La loi applicable à chaque effet de la filiation
Dès lors qu'« un jugement étranger établissant la filiation d'un enfant né d'une gestation pour autrui est revêtu de l'exequatur, cette filiation (…) produit les effets qui lui sont attachés conformément à la loi applicable à chacun de ces effets ». Par cette formule, la Cour de cassation invite à rechercher la loi qui sera applicable à chaque effet produit par la filiation, qu'il s'agisse du nom, de la nationalité, de l'exercice de l'autorité parentale, des obligations alimentaires, de la transmission, etc.

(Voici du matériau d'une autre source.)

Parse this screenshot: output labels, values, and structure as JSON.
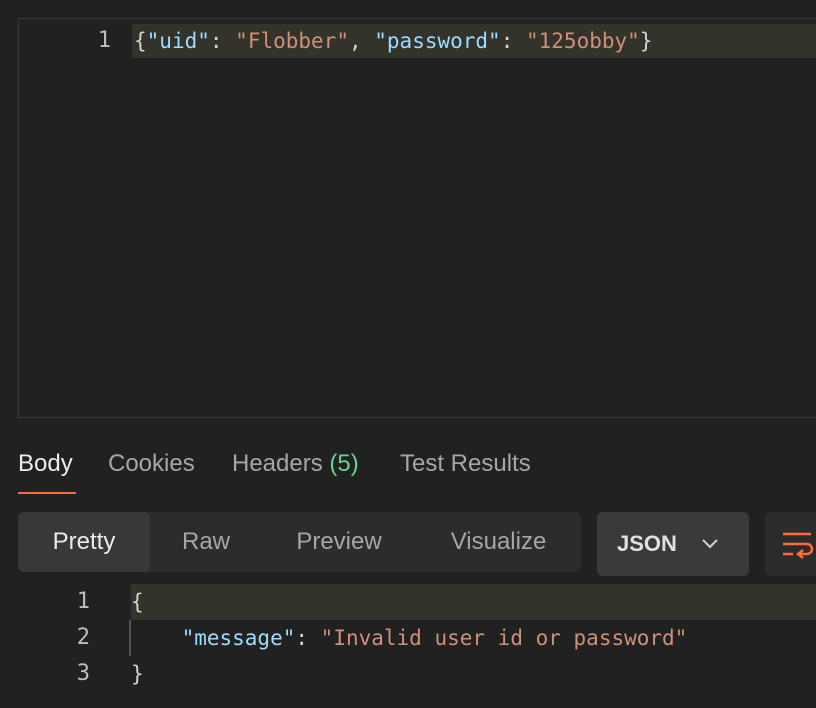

Pour l'exercice de l'autorité parentale par exemple, il convient de rechercher la loi applicable à la situation. La convention de La Haye du 19 octobre 1996, entrée en vigueur en France le 1er février 2011, a pour objet de déterminer la loi applicable à la responsabilité parentale, laquelle comprend « l'autorité parentale ou tout autre rapport d'autorité analogue déterminant les droits, les pouvoirs et les obligations des parents, d'un tuteur ou autre représentant légal à l'égard de la personne ou des biens de l'enfant »1209. En vertu des articles 16 et 17 de ladite convention, la loi applicable est celle de l'État de la résidence habituelle de l'enfant. En conséquence, lorsque l'enfant réside en France, c'est la loi française qui est applicable. Selon la loi française, les père et mère exercent en commun l'autorité parentale. Néanmoins, « lorsque la filiation est établie à l'égard de l'un d'entre eux plus d'un an après la naissance d'un enfant dont la filiation est déjà établie à l'égard de l'autre, celui-ci reste seul investi de l'exercice de l'autorité parentale. (…) L'autorité parentale pourra néanmoins être exercée en commun en cas de déclaration conjointe des père et mère adressée au directeur des services de greffe judiciaires du tribunal judiciaire ou sur décision du juge aux affaires familiales »1210. Lorsque le jugement d'exequatur est rendu après les douze mois de l'enfant, les deux parents exercent-ils en commun l'autorité parentale ? La procédure d'exequatur n'a pas pour effet de conférer un « nouveau » droit aux parents de l'enfant, mais simplement d'affirmer la régularité internationale de la décision. Si la décision étrangère établit la filiation à l'égard des deux parents d'intention, ils seront considérés comme titulaires de l'autorité parentale et pourront l'exercer en commun depuis le prononcé du jugement étranger, même si l'exequatur intervient plusieurs années après la naissance de l'enfant.